The images show him lighting the cigarette before being struck by the probes fired from separate Tasers either side of the vehicle, reeling in pain as he was also spotted with OC Spray and bitten by police dogs trying to make him get out.
He eventually fell out, became unresponsive as police tried to secure his hands behind his back, and died at the scene despite first aid from police and paramedics.
Police had been wanting 53-year-old Mr McPeake since he attacked his parents, aged in their 70s, at their home in Prospect Rd about six-and-a-half hours before he was found.
Earlier yesterday, daughter Bianca, who was in New Plymouth at the time and unaware her father was in Hawke's Bay until police contacted her in his hours on the run, told of the lengthy estrangement of her father from his parents.
On the night she was concerned he may have had his crossbow with him.
Later she would tell an officer her father had told her that if he ever became terminally ill he would kill his parents and park near the water to die.
She was aware he had a heart condition, for which he used an oral spray when he was having difficulties.

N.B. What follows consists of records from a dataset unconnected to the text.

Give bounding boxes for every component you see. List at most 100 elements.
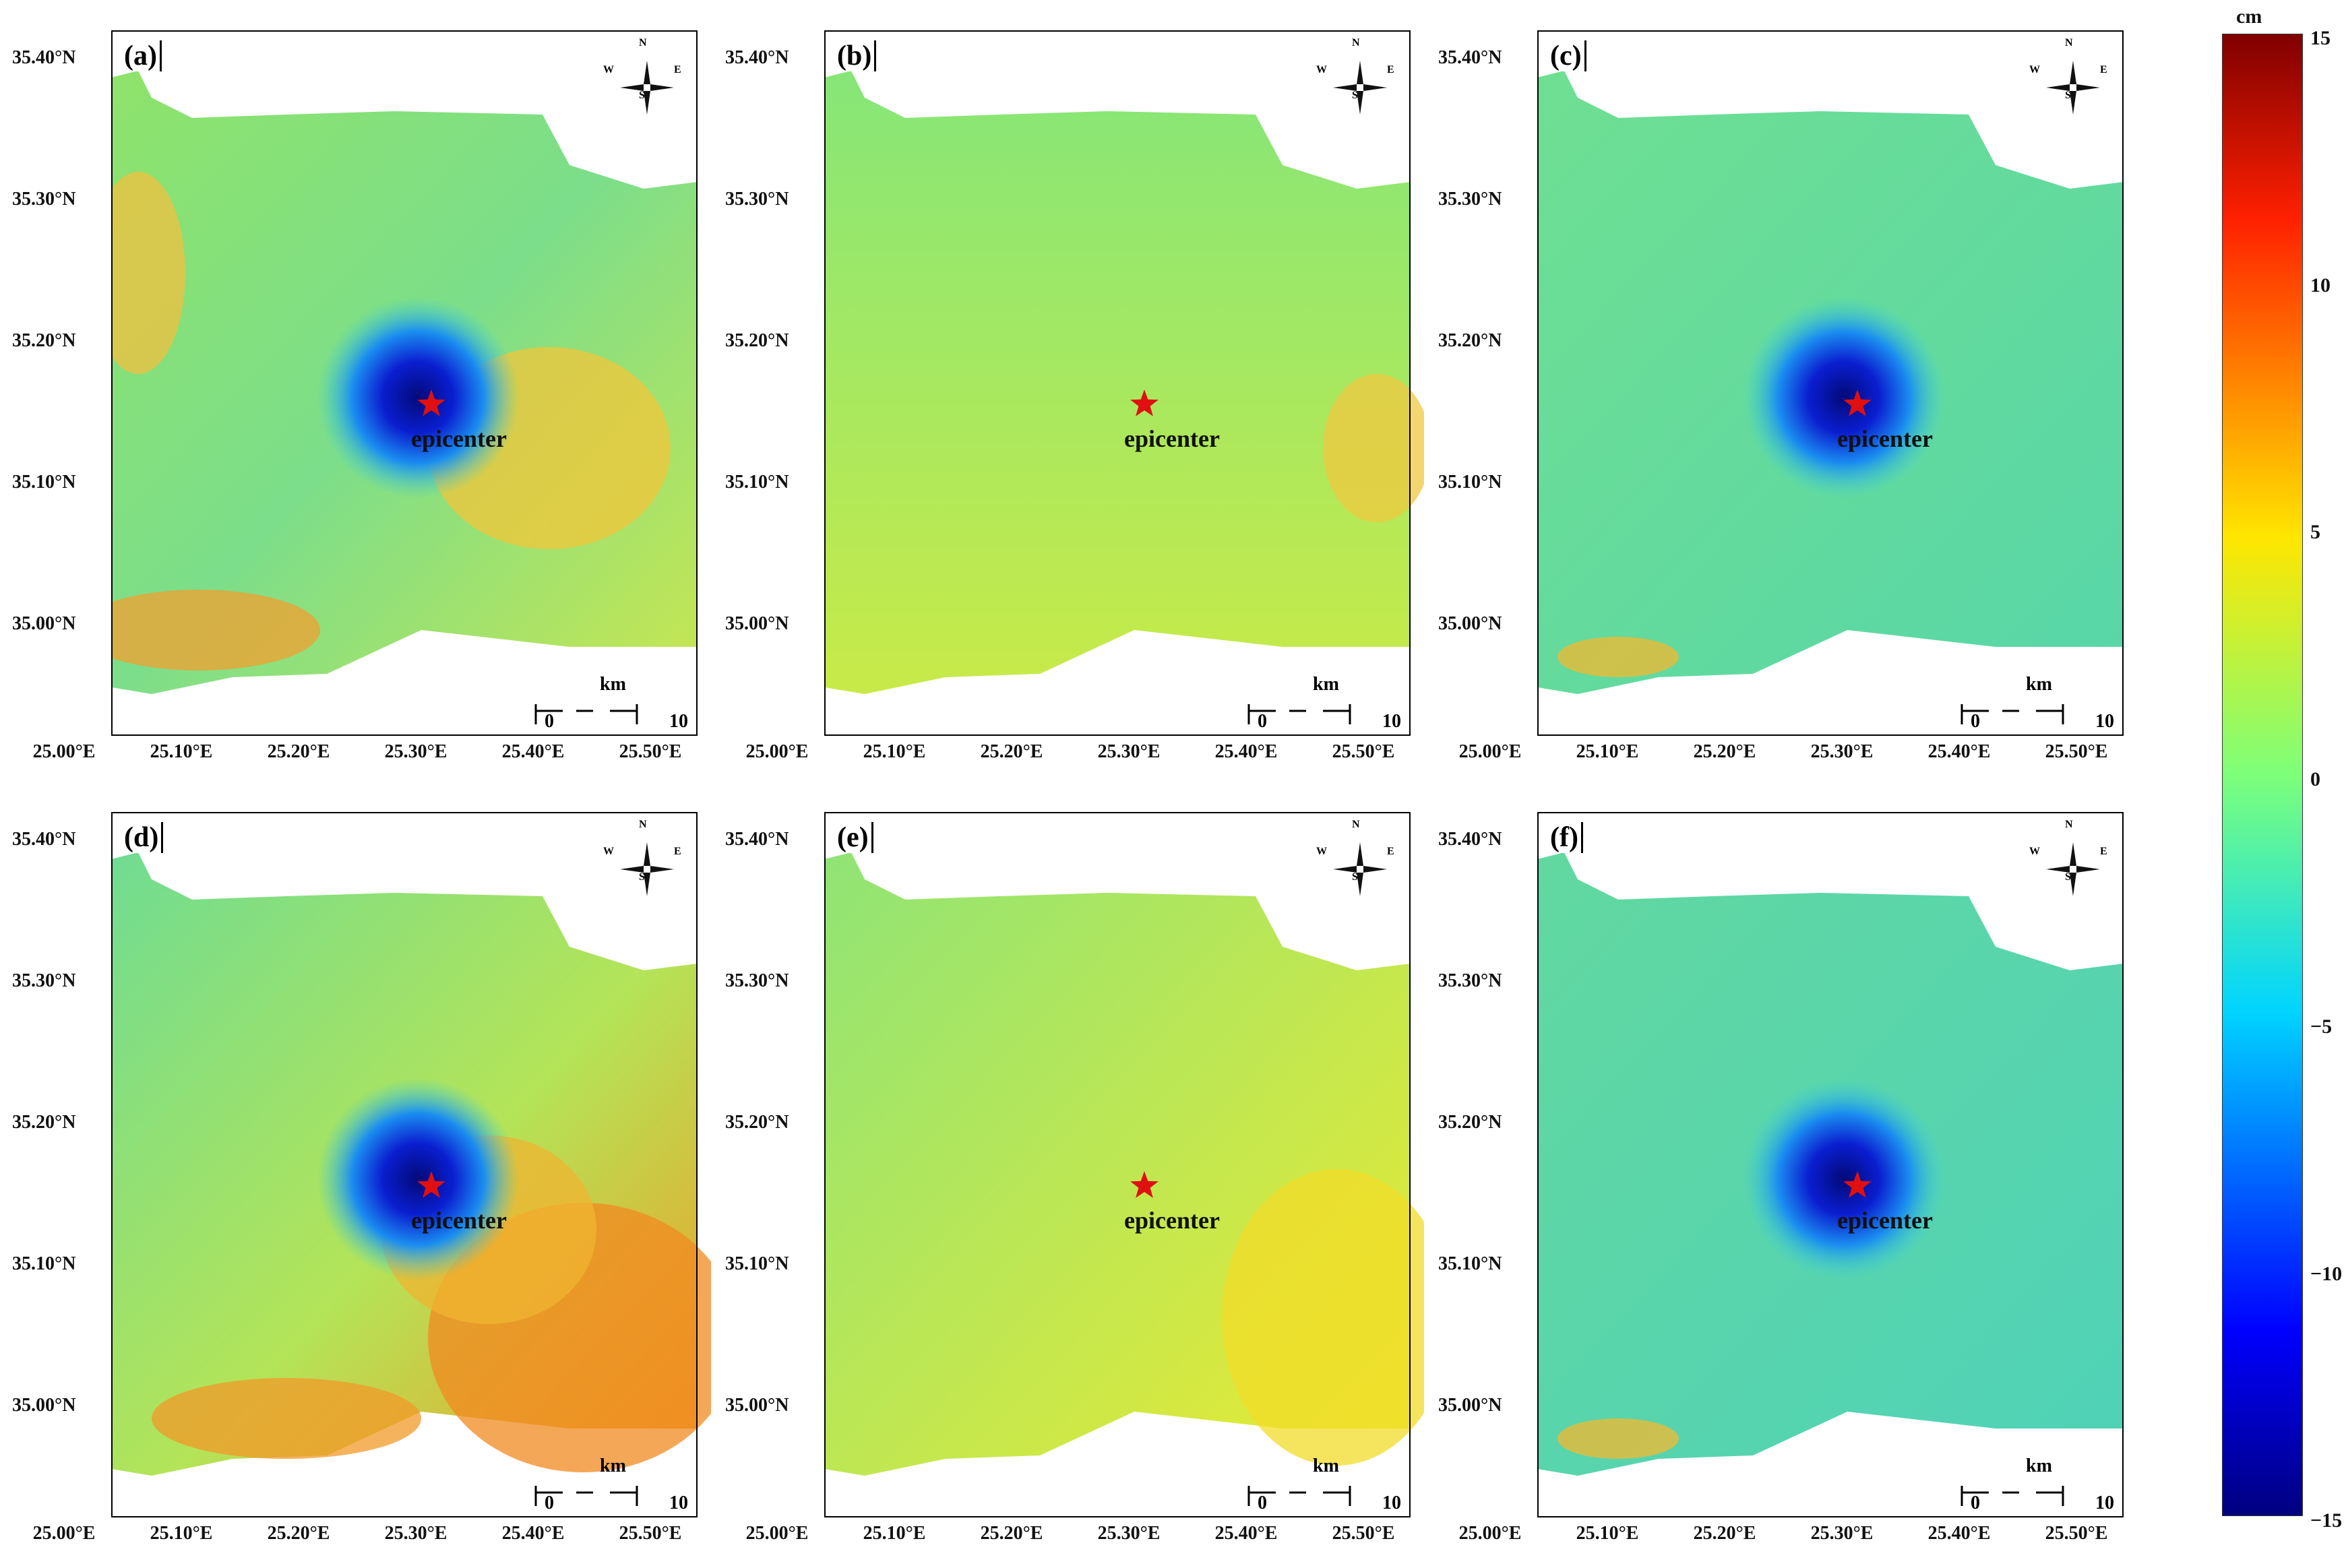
colorbar-tick: −10 (2310, 1262, 2343, 1285)
latitude-label: 35.30°N (725, 970, 789, 991)
compass-letter-s: S (1352, 90, 1358, 101)
compass-letter-s: S (2065, 90, 2071, 101)
subsidence-lobe (1743, 1078, 1945, 1280)
colorbar-tick: 0 (2310, 768, 2320, 791)
latitude-label: 35.20°N (1438, 330, 1502, 351)
north-arrow-icon (1333, 842, 1387, 896)
compass-letter-e: E (1387, 64, 1394, 75)
latitude-label: 35.40°N (725, 829, 789, 850)
map-panel-f: 35.40°N 35.30°N 35.20°N 35.10°N 35.00°N 25.00… (1426, 782, 2139, 1563)
longitude-label: 25.10°E (1576, 741, 1639, 762)
longitude-label: 25.50°E (2045, 741, 2108, 762)
longitude-label: 25.00°E (1458, 741, 1522, 762)
latitude-label: 35.30°N (12, 970, 76, 991)
compass-letter-n: N (639, 37, 647, 49)
scale-bar (534, 704, 638, 724)
scale-bar (1247, 704, 1351, 724)
scale-bar-label: 10 (2095, 1493, 2114, 1513)
compass-letter-w: W (2029, 846, 2040, 857)
latitude-label: 35.10°N (12, 1253, 76, 1274)
longitude-label: 25.50°E (1332, 741, 1395, 762)
latitude-label: 35.10°N (1438, 472, 1502, 493)
latitude-label: 35.00°N (725, 1395, 789, 1416)
compass-letter-s: S (2065, 871, 2071, 883)
map-panel-a: 35.40°N 35.30°N 35.20°N 35.10°N 35.00°N 25.00… (0, 0, 713, 782)
latitude-label: 35.40°N (1438, 829, 1502, 850)
panel-label: (e) (834, 822, 873, 853)
compass-letter-n: N (2065, 37, 2073, 49)
colorbar-tick: 10 (2310, 274, 2330, 296)
longitude-label: 25.10°E (1576, 1523, 1639, 1544)
longitude-label: 25.40°E (1927, 1523, 1991, 1544)
map-panel-c: 35.40°N 35.30°N 35.20°N 35.10°N 35.00°N 25.00… (1426, 0, 2139, 782)
warm-anomaly (111, 172, 185, 374)
epicenter-label: epicenter (411, 1207, 507, 1234)
longitude-label: 25.00°E (745, 1523, 809, 1544)
longitude-label: 25.00°E (32, 741, 96, 762)
scale-bar-label: 10 (2095, 711, 2114, 732)
longitude-label: 25.10°E (863, 741, 926, 762)
scale-bar-label: 0 (1258, 711, 1267, 732)
map-panel-d: 35.40°N 35.30°N 35.20°N 35.10°N 35.00°N 25.00… (0, 782, 713, 1563)
compass-letter-s: S (1352, 871, 1358, 883)
warm-anomaly (152, 1378, 421, 1459)
longitude-label: 25.40°E (501, 741, 565, 762)
north-arrow-icon (1333, 61, 1387, 115)
map-panel-b: 35.40°N 35.30°N 35.20°N 35.10°N 35.00°N 25.00… (713, 0, 1426, 782)
warm-anomaly (1557, 637, 1679, 677)
scale-bar-label: 0 (1971, 711, 1980, 732)
compass-letter-n: N (1352, 37, 1360, 49)
panel-label: (d) (121, 822, 164, 853)
scale-bar-label: 10 (669, 711, 688, 732)
latitude-label: 35.20°N (725, 1112, 789, 1133)
latitude-label: 35.00°N (1438, 1395, 1502, 1416)
colorbar-tick: −15 (2310, 1509, 2343, 1532)
subsidence-lobe (317, 296, 519, 499)
scale-bar-label: 0 (1971, 1493, 1980, 1513)
longitude-label: 25.40°E (1927, 741, 1991, 762)
latitude-label: 35.00°N (12, 1395, 76, 1416)
compass-letter-w: W (1316, 846, 1327, 857)
latitude-label: 35.40°N (725, 47, 789, 68)
longitude-label: 25.20°E (1693, 741, 1756, 762)
latitude-label: 35.40°N (12, 829, 76, 850)
displacement-map (1537, 812, 2124, 1517)
latitude-label: 35.10°N (1438, 1253, 1502, 1274)
displacement-map (824, 812, 1424, 1517)
longitude-label: 25.30°E (1097, 741, 1161, 762)
warm-anomaly (1222, 1169, 1424, 1466)
epicenter-label: epicenter (1124, 1207, 1220, 1234)
longitude-label: 25.50°E (2045, 1523, 2108, 1544)
longitude-label: 25.00°E (32, 1523, 96, 1544)
longitude-label: 25.30°E (384, 1523, 447, 1544)
latitude-label: 35.40°N (1438, 47, 1502, 68)
epicenter-star-icon (1843, 1171, 1872, 1198)
longitude-label: 25.30°E (1810, 1523, 1874, 1544)
north-arrow-icon (2046, 842, 2100, 896)
scale-bar-label: km (1313, 1455, 1339, 1476)
latitude-label: 35.30°N (1438, 970, 1502, 991)
latitude-label: 35.00°N (1438, 613, 1502, 634)
longitude-label: 25.30°E (1097, 1523, 1161, 1544)
epicenter-star-icon (417, 389, 445, 416)
latitude-label: 35.30°N (1438, 189, 1502, 210)
latitude-label: 35.20°N (12, 330, 76, 351)
longitude-label: 25.20°E (267, 1523, 330, 1544)
longitude-label: 25.00°E (745, 741, 809, 762)
colorbar-tick: 5 (2310, 521, 2320, 544)
longitude-label: 25.40°E (1214, 1523, 1278, 1544)
panel-label: (f) (1547, 822, 1583, 853)
scale-bar (1961, 1486, 2064, 1506)
longitude-label: 25.20°E (1693, 1523, 1756, 1544)
scale-bar-label: 0 (545, 711, 554, 732)
colorbar (2221, 33, 2304, 1517)
warm-anomaly (1557, 1418, 1679, 1459)
panel-label: (a) (121, 40, 162, 71)
scale-bar-label: 10 (1382, 711, 1401, 732)
displacement-map (1537, 30, 2124, 736)
scale-bar-label: km (2026, 674, 2052, 695)
compass-letter-w: W (603, 64, 614, 75)
latitude-label: 35.10°N (725, 472, 789, 493)
north-arrow-icon (620, 842, 674, 896)
latitude-label: 35.30°N (12, 189, 76, 210)
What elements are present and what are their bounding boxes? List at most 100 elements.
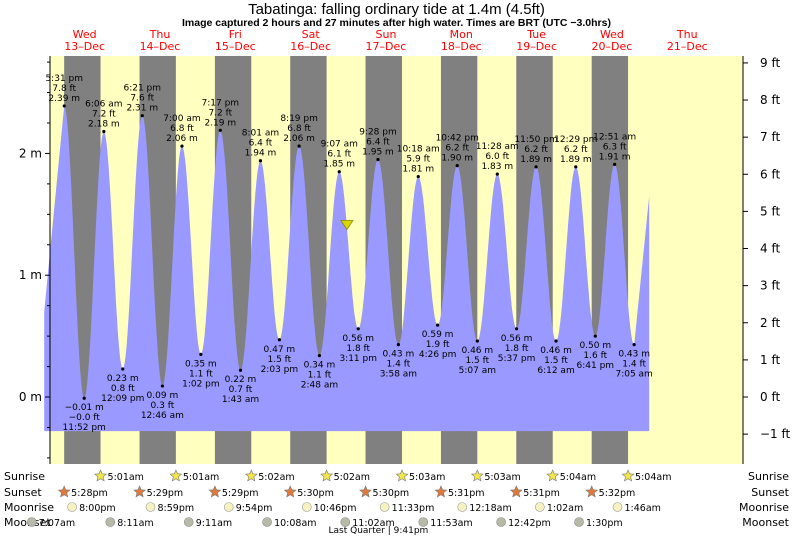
tide-meter-label: 1.89 m — [520, 155, 552, 165]
tide-meter-label: 2.39 m — [48, 94, 80, 104]
tide-feet-label: −0.0 ft — [69, 413, 101, 423]
tide-point — [416, 174, 420, 179]
current-tide-marker — [340, 220, 354, 231]
tide-point — [593, 334, 597, 338]
tide-feet-label: 1.1 ft — [308, 371, 332, 381]
tide-time-label: 10:42 pm — [436, 134, 479, 144]
tide-time-label: 7:05 am — [615, 370, 652, 380]
left-tick-label: 0 m — [19, 390, 42, 404]
sunrise-icon — [320, 469, 334, 482]
moonrise-icon — [223, 502, 234, 512]
tide-meter-label: 2.18 m — [88, 120, 120, 130]
moonset-icon — [418, 517, 429, 527]
sunrise-icon — [244, 469, 258, 482]
tide-time-label: 12:29 pm — [554, 135, 597, 145]
tide-feet-label: 6.2 ft — [445, 144, 469, 154]
tide-meter-label: 0.56 m — [501, 334, 533, 344]
tide-time-label: 6:12 am — [537, 366, 574, 376]
tide-feet-label: 1.6 ft — [583, 351, 607, 361]
sunset-time: 5:31pm — [523, 488, 560, 499]
date-label: 14–Dec — [140, 40, 181, 53]
tide-point — [632, 343, 636, 347]
moonrise-time: 12:18am — [469, 503, 511, 514]
sunrise-icon — [169, 469, 183, 482]
tide-point — [376, 157, 380, 162]
moonset-icon — [340, 517, 351, 527]
tide-area — [44, 105, 650, 432]
tide-point — [495, 172, 499, 176]
tide-feet-label: 1.4 ft — [622, 360, 646, 370]
tide-point — [102, 129, 106, 134]
tide-point — [160, 384, 164, 388]
moonrise-icon — [379, 502, 390, 512]
sunrise-time: 5:01am — [183, 472, 219, 483]
tide-point — [554, 339, 558, 343]
moonset-time: 10:08am — [274, 518, 316, 529]
date-label: 21–Dec — [667, 40, 708, 53]
sunset-time: 5:31pm — [448, 488, 485, 499]
sunset-time: 5:32pm — [599, 488, 636, 499]
date-day-label: Thu — [676, 28, 698, 41]
tide-meter-label: 0.56 m — [342, 334, 374, 344]
moonrise-time: 1:46am — [625, 503, 661, 514]
right-tick-label: 1 ft — [760, 353, 780, 367]
tide-time-label: 8:19 pm — [280, 114, 318, 124]
tide-meter-label: 1.90 m — [441, 154, 473, 164]
sunrise-icon — [470, 469, 484, 482]
tide-point — [258, 159, 263, 163]
tide-time-label: 9:07 am — [321, 140, 358, 150]
sunrise-time: 5:04am — [635, 472, 671, 483]
moonrise-time: 1:02am — [547, 503, 583, 514]
moonset-icon — [26, 517, 37, 527]
tide-point — [297, 144, 301, 148]
sunset-icon — [283, 485, 297, 498]
tide-meter-label: 1.89 m — [560, 155, 592, 165]
date-day-label: Thu — [149, 28, 171, 41]
date-day-label: Sat — [302, 28, 321, 41]
sunset-time: 5:30pm — [373, 488, 410, 499]
tide-feet-label: 1.1 ft — [189, 369, 213, 379]
tide-time-label: 8:01 am — [242, 129, 279, 139]
tide-point — [574, 165, 578, 169]
right-tick-label: 7 ft — [760, 130, 780, 144]
row-label-right: Sunset — [751, 486, 789, 499]
tide-time-label: 11:52 pm — [63, 423, 106, 433]
tide-meter-label: 1.83 m — [481, 162, 513, 172]
tide-meter-label: 1.81 m — [402, 165, 434, 175]
tide-feet-label: 7.6 ft — [130, 94, 154, 104]
tide-time-label: 11:28 am — [476, 142, 519, 152]
sunrise-time: 5:03am — [409, 472, 445, 483]
tide-point — [317, 354, 322, 358]
tide-feet-label: 1.9 ft — [426, 340, 450, 350]
date-label: 16–Dec — [290, 40, 331, 53]
sunrise-icon — [546, 469, 560, 482]
chart-title: Tabatinga: falling ordinary tide at 1.4m… — [248, 1, 545, 18]
tide-time-label: 2:03 pm — [261, 365, 299, 375]
tide-meter-label: 1.91 m — [599, 152, 631, 162]
sunrise-time: 5:04am — [560, 472, 596, 483]
tide-point — [356, 327, 360, 331]
tide-feet-label: 1.5 ft — [544, 356, 568, 366]
tide-point — [455, 164, 459, 168]
tide-feet-label: 0.8 ft — [111, 384, 135, 394]
tide-meter-label: 0.43 m — [383, 350, 415, 360]
right-tick-label: 0 ft — [760, 390, 780, 404]
moonrise-time: 11:33pm — [392, 503, 435, 514]
tide-point — [180, 144, 184, 148]
right-tick-label: −1 ft — [760, 427, 791, 441]
left-tick-label: 2 m — [19, 146, 42, 160]
sunset-icon — [585, 485, 599, 498]
moonrise-icon — [612, 502, 623, 512]
row-label-left: Sunset — [4, 486, 42, 499]
tide-point — [277, 338, 281, 342]
moonset-icon — [496, 517, 506, 527]
sunset-icon — [434, 485, 448, 498]
tide-feet-label: 6.4 ft — [249, 139, 273, 149]
right-tick-label: 3 ft — [760, 279, 780, 293]
moonrise-time: 8:59pm — [157, 503, 194, 514]
left-tick-label: 1 m — [19, 268, 42, 282]
moonrise-icon — [67, 502, 77, 512]
tide-time-label: 6:21 pm — [123, 84, 161, 94]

The last moments were also related in court by Westshore residents awoken by vehicles and police staff arriving in the vicinity of the car park - one confessing in court to being a "rubber-necker" and another saying she opened a door to a veranda to see what was going on as she told her husband: "If we're going to be nosey, we may as well do it properly."
They heard police appealing to the occupant of a vehicle parked at the reserve.
When there was no response, a group of police advanced on the car from either side, residents hearing smashing of glass, a "pop-pop-pop" and a woman yelling "Taser. Taser. Taser," residents said.
Moments later the scene went quiet, and soon afterwards other emergency service vehicles began to arrive.